Duygusal manipülasyonun, bireyin davranışlarını, kararlarını ve duygularını kontrol etme amacıyla suçluluk, kaygı ve belirsizlik yaratmaya yönelik bir yöntem olduğunu belirten Psikolog Candoğan, sevgi ve manipülasyon arasındaki temel farkları şu sözlerle özetledi:
“Sevgi empati kurar, manipülasyon baskı. Sevgi kişinin özgürlüğünü büyütür, manipülasyon özgürlüğü kısıtlar. Sevgi iyileştirir, manipülasyon tüketir. Sevgi netlik verir, manipülasyon kafa karıştırır. Sevgi ‘yanındayım’ der, manipülasyon ‘bensiz yapamazsın’ der.”
Cansu Candoğan, manipülatör kişilerin çoğunlukla suçluluk yükleme, gerçeklik çarpıtma, değer düşürme, gel-gitli davranışlar, belirsizlik yaratma, kıyas, tehdit ve aşırı fedakârlık gibi davranışlarla kendilerini gösterdiğini söyledi.
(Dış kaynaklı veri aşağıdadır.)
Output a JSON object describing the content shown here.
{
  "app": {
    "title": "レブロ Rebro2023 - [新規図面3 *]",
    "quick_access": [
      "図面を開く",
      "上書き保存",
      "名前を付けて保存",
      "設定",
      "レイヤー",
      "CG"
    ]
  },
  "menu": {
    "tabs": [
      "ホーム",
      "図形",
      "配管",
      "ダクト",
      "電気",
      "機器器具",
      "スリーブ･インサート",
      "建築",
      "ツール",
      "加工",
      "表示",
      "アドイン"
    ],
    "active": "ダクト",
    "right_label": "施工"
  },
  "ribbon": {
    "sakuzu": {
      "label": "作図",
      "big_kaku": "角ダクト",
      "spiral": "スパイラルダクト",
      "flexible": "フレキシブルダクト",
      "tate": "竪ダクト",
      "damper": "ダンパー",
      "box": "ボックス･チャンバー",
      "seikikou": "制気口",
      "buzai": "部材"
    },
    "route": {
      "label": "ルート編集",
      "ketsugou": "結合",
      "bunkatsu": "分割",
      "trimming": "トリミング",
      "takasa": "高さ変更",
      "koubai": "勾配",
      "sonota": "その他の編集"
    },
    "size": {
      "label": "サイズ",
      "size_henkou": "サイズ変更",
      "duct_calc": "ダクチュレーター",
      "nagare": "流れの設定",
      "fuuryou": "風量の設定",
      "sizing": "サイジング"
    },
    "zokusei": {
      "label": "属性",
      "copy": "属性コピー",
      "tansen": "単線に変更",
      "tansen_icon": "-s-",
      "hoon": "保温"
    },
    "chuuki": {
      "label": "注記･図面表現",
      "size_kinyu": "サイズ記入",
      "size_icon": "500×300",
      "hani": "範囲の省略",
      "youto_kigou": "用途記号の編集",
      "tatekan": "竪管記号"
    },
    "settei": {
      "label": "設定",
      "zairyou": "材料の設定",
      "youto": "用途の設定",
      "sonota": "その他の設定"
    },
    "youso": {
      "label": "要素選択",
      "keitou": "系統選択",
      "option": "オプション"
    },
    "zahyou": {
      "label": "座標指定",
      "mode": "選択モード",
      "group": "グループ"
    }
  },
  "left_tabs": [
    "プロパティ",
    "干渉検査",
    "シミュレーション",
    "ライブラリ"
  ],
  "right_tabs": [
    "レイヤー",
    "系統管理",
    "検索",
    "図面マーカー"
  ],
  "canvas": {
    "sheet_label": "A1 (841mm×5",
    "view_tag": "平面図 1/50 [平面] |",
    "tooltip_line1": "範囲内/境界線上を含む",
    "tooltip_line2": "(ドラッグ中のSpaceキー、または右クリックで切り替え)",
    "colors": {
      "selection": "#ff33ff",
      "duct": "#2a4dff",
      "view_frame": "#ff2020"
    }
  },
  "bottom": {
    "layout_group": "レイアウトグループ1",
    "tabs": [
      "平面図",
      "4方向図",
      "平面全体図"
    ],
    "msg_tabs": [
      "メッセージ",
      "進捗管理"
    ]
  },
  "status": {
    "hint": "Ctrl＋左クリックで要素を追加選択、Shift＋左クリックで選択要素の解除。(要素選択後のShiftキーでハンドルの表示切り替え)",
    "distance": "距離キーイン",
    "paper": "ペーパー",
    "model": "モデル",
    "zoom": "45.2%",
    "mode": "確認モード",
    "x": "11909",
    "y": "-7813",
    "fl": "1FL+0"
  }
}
Manipülasyonun en belirgin göstergesinin, ilişki içinde kişinin kendini yetersiz, suçlu, hatalı ve eksik hissetmeye başlaması olduğunu belirten Candoğan, şu düşüncelerin genellikle sağlıksız bir ilişkiye işaret ettiğini ifade etti:
“Ben yanlış bir şey söylüyorum galiba… Hep ben mi suçluyum? Beni umursamıyor ama terk etmekten de korkuyorum. Sinirlenmesin diye kendimi değiştiriyorum. Kırılmasın diye gerçek duygularımı saklıyorum. Onun davranışlarını hak ediyor olabilir miyim?”
Bu düşüncelerin ortak noktasının benlik değerinin aşınması olduğunu söyleyen psikolog, kişinin özsaygısını kaybettiğinde ilişkinin sağlıklı olmaktan çıktığını belirtti.
“Bir İnsan Değişir mi? Evet, Ama Doğru Koşullarda…”
“İnsan değişir mi, yoksa bu süreç ilişkiler için yıpratıcı mıdır?” sorusuna da cevap veren Candoğan, psikolojide bu konunun çok tartışıldığını belirtti.
Bir insanın değişiminin ancak kendi içsel motivasyonu ile mümkün olabileceğini ifade eden Cansu Candoğan, “Karşısındaki kişiyi kaybetmemek için yapılan değişim geçicidir. ‘Kendimi iyileştirmek istiyorum’ cümlesini kurabilen birinin değişimi kalıcıdır.” dedi.
Davranışlarının farkında olan, terapiye açık ve bunun için sorumluluk alan bir birey için değişimin mümkün olduğunu vurgulayan Candoğan, manipülasyon, öfke, kıskançlık ve değersizleştirme gibi davranışların sürekli tekrar etmesi durumunda ise bu ilişkinin iki tarafa da fayda sağlamayacağını, yalnızca yıpratıcı bir döngüye dönüşeceğini ifade etti.
Psikolog Cansu Candoğan, Değişim için emek, farkındalık, sorumluluk ve tutarlılık gerektiğinin altını çizdi.